Jersey is a JAX-RS implementation, Jax-rs Java API for RESTful Web Services, which supports the creation of a WEB service according to the Representational state Transfer (REST) architectural style. The most important concept in REST is resources, which are identified by using the global ID (usually URI). The client application uses the HTTP method get/post/put/delete to manipulate the resource or resource set. RESTful Web services are Web services that are implemented using HTTP and REST principles. In general, RESTful Web Services should define the following:
The base/root URI of the Web service, such as Http://host/<appcontext>/resources
Supports MIME-type response data, including Json/xml/atom, etc.
A collection of operations supported by the service, such as POST, GET, PUT, or delet.
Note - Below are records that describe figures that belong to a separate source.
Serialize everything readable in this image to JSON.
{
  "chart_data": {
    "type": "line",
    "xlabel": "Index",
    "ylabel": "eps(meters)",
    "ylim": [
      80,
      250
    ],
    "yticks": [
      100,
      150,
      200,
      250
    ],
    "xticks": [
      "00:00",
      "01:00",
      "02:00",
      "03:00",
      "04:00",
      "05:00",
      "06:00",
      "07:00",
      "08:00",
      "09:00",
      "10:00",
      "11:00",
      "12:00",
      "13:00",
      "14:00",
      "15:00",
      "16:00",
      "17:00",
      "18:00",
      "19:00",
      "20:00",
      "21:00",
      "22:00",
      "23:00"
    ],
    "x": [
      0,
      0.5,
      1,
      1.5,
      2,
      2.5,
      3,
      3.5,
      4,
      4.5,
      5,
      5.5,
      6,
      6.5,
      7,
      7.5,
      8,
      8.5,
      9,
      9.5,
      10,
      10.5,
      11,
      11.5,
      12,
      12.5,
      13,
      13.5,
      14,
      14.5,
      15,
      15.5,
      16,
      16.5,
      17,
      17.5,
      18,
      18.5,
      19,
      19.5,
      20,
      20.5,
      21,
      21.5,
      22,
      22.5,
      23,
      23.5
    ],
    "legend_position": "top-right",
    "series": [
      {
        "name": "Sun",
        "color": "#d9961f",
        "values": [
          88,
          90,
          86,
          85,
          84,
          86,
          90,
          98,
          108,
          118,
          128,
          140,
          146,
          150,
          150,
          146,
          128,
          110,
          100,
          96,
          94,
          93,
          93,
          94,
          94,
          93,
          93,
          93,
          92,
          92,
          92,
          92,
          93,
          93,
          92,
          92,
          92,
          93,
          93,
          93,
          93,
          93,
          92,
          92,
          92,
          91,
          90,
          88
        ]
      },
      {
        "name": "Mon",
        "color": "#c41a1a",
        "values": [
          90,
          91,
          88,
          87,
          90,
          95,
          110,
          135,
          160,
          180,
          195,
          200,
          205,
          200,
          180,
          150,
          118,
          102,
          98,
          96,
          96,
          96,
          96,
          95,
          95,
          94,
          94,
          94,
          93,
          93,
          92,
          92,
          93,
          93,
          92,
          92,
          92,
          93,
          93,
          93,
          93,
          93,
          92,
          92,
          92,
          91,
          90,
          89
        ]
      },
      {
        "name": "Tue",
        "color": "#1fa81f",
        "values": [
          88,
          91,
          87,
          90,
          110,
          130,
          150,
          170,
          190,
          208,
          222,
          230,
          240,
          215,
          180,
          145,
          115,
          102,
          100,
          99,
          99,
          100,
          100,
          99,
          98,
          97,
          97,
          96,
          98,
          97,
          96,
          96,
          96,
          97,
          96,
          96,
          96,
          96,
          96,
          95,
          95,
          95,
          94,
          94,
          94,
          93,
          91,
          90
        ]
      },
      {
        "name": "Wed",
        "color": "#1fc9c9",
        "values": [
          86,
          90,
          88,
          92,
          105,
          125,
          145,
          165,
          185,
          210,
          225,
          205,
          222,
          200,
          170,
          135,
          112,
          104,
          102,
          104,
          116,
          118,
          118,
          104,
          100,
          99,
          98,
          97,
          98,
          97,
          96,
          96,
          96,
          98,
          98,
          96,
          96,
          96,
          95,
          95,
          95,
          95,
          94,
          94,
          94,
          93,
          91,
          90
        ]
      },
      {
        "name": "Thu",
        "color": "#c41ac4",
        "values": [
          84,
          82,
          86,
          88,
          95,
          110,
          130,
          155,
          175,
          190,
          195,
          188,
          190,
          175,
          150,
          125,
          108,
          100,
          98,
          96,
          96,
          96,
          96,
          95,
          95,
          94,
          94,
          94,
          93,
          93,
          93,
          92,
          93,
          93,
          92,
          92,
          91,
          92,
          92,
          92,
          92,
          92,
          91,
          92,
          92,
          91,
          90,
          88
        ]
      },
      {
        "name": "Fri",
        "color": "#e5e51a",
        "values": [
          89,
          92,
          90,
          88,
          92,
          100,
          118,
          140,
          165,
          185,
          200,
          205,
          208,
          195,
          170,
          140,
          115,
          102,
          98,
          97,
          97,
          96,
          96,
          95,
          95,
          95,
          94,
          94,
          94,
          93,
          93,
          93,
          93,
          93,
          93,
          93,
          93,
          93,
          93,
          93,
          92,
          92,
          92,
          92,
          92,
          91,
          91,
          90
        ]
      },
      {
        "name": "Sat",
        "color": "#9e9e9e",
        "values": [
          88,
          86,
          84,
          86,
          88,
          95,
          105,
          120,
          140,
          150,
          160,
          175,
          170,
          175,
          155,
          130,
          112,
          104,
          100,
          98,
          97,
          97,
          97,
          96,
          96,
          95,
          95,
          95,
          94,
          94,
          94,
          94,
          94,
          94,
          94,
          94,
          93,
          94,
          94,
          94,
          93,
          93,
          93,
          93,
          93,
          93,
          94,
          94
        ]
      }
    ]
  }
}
JAX-RS provides an abstract class for deployment detection application for declaring root resources and providing corresponding classes, which can be deployed without the need for Web. XML on containers that support Servlets 3.0 and above. You only need to use @applicationpath on a class and extend the application
@ApplicationPath ("/*")publicclassextends application { @Override Public Set<class<?>> getclasses () { Setnew hashset<class<?>>(); S.add (Helloworldresource. class ); return s; } ...}
and Jersey provides its own way to make it easier to use its advanced features
@ApplicationPath ("Resources")publicclassextends resourceconfig { public MyApplication () { packages ("org.foo.rest;org.bar.rest");} }
Add Failonmissingwebxml in Pom.xml to avoid missing web. XML errors in the build
<Plugins> ... <plugin> <groupId>Org.apache.maven.plugins</groupId> <Artifactid>Maven-war-plugin</Artifactid> <version>2.3</version> <Configuration> <Failonmissingwebxml>False</Failonmissingwebxml> </Configuration> </plugin> ...</Plugins>
In the initialization method of MyApplication (),
Packages ("Com.aa.bb", "com.aa.cc"); You can provide multiple package paths for automatic scanning. These paths are the resource classes that Mark @Path, @Produces, @GET, and so on.